Weniger Bürokratie und weniger Konflikte zur Arbeitsunfähigkeitsbescheinigung
Vorausgesetzt, dass überall die entsprechenden technischen Voraussetzungen vorliegen, werden mit der Einführung der elektronischen AU-Bescheinigung nicht nur der bürokratische Aufwand, den die manuelle Bearbeitung und Übermittlung papiergebundener Arbeitsunfähigkeitsbescheinigungen erfordert, minimiert.
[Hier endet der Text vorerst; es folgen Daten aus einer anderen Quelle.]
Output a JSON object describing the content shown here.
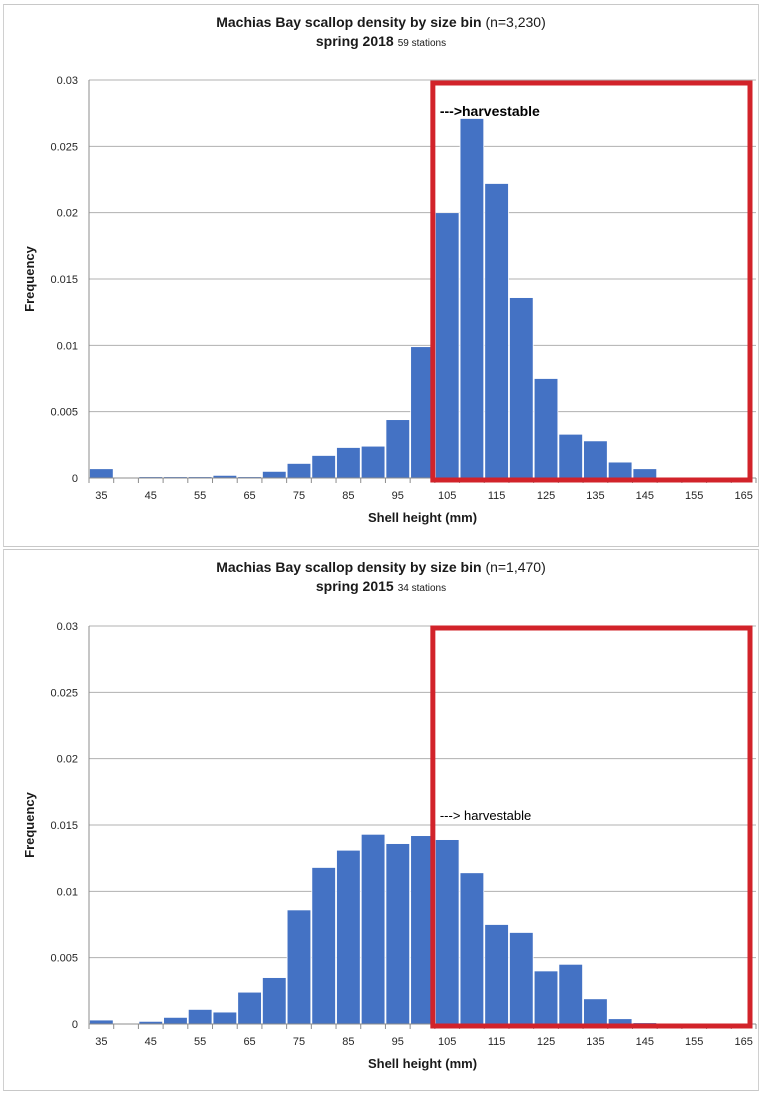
{
  "colors": {
    "bar": "#4472C4",
    "bar_edge": "#ffffff",
    "harvest_box": "#D2232A",
    "grid": "#b0b0b0",
    "axis": "#8c8c8c",
    "text": "#1a1a1a"
  },
  "chart_data": [
    {
      "type": "bar",
      "title_main": "Machias Bay scallop density by size bin",
      "title_count": "(n=3,230)",
      "subtitle_main": "spring 2018",
      "subtitle_stations": "59 stations",
      "xlabel": "Shell height (mm)",
      "ylabel": "Frequency",
      "ylim": [
        0,
        0.03
      ],
      "yticks": [
        0,
        0.005,
        0.01,
        0.015,
        0.02,
        0.025,
        0.03
      ],
      "ytick_labels": [
        "0",
        "0.005",
        "0.01",
        "0.015",
        "0.02",
        "0.025",
        "0.03"
      ],
      "xtick_labels": [
        "35",
        "45",
        "55",
        "65",
        "75",
        "85",
        "95",
        "105",
        "115",
        "125",
        "135",
        "145",
        "155",
        "165"
      ],
      "bins": [
        35,
        40,
        45,
        50,
        55,
        60,
        65,
        70,
        75,
        80,
        85,
        90,
        95,
        100,
        105,
        110,
        115,
        120,
        125,
        130,
        135,
        140,
        145,
        150,
        155,
        160,
        165
      ],
      "values": [
        0.0007,
        0.0,
        0.0001,
        0.0001,
        0.0001,
        0.0002,
        0.0001,
        0.0005,
        0.0011,
        0.0017,
        0.0023,
        0.0024,
        0.0044,
        0.0099,
        0.02,
        0.0271,
        0.0222,
        0.0136,
        0.0075,
        0.0033,
        0.0028,
        0.0012,
        0.0007,
        0.0,
        0.0,
        0.0,
        0.0
      ],
      "annotation": "--->harvestable",
      "harvest_from": 105,
      "grid": true,
      "legend": "none"
    },
    {
      "type": "bar",
      "title_main": "Machias Bay scallop density by size bin",
      "title_count": "(n=1,470)",
      "subtitle_main": "spring 2015",
      "subtitle_stations": "34 stations",
      "xlabel": "Shell height (mm)",
      "ylabel": "Frequency",
      "ylim": [
        0,
        0.03
      ],
      "yticks": [
        0,
        0.005,
        0.01,
        0.015,
        0.02,
        0.025,
        0.03
      ],
      "ytick_labels": [
        "0",
        "0.005",
        "0.01",
        "0.015",
        "0.02",
        "0.025",
        "0.03"
      ],
      "xtick_labels": [
        "35",
        "45",
        "55",
        "65",
        "75",
        "85",
        "95",
        "105",
        "115",
        "125",
        "135",
        "145",
        "155",
        "165"
      ],
      "bins": [
        35,
        40,
        45,
        50,
        55,
        60,
        65,
        70,
        75,
        80,
        85,
        90,
        95,
        100,
        105,
        110,
        115,
        120,
        125,
        130,
        135,
        140,
        145,
        150,
        155,
        160,
        165
      ],
      "values": [
        0.0003,
        0.0,
        0.0002,
        0.0005,
        0.0011,
        0.0009,
        0.0024,
        0.0035,
        0.0086,
        0.0118,
        0.0131,
        0.0143,
        0.0136,
        0.0142,
        0.0139,
        0.0114,
        0.0075,
        0.0069,
        0.004,
        0.0045,
        0.0019,
        0.0004,
        0.0001,
        0.0,
        0.0,
        0.0,
        0.0
      ],
      "annotation": "---> harvestable",
      "harvest_from": 105,
      "grid": true,
      "legend": "none"
    }
  ]
}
Es können so auch Konflikte zur Frage, ob die AU-Bescheinigung rechtzeitig vorlag, zukünftig vermieden werden.
Häufig gestellte Fragen:
1.) Benötigen Unternehmer nun neue Programme die den Service ermöglichen ?
- Nein, dieser „eAU-Service“ wird direkt als Modul in DATEV (und alternative Anbieter) eingebunden, eine zusätzliche Software ist nicht nötig.
2.) Was ist Datenschutzrechtlich zu beachten ?
- Für den Unternehmensprozess „eAU-Service“ muss ein neuer Eintrag im VVT (Verzeichnis der Verarbeitungs-Tätigkeiten) erstellt werden. Oder zumindest der Allgemeine Unternehmensprozess „Personalwesen“ durch einen Unterpunkt ergänzt. Rechtsgrundlage für die Verarbeitung ist Art. 6 Abs. 1 lit. c in Verbindung mit dem Bürokratieentlastungsgesetz III.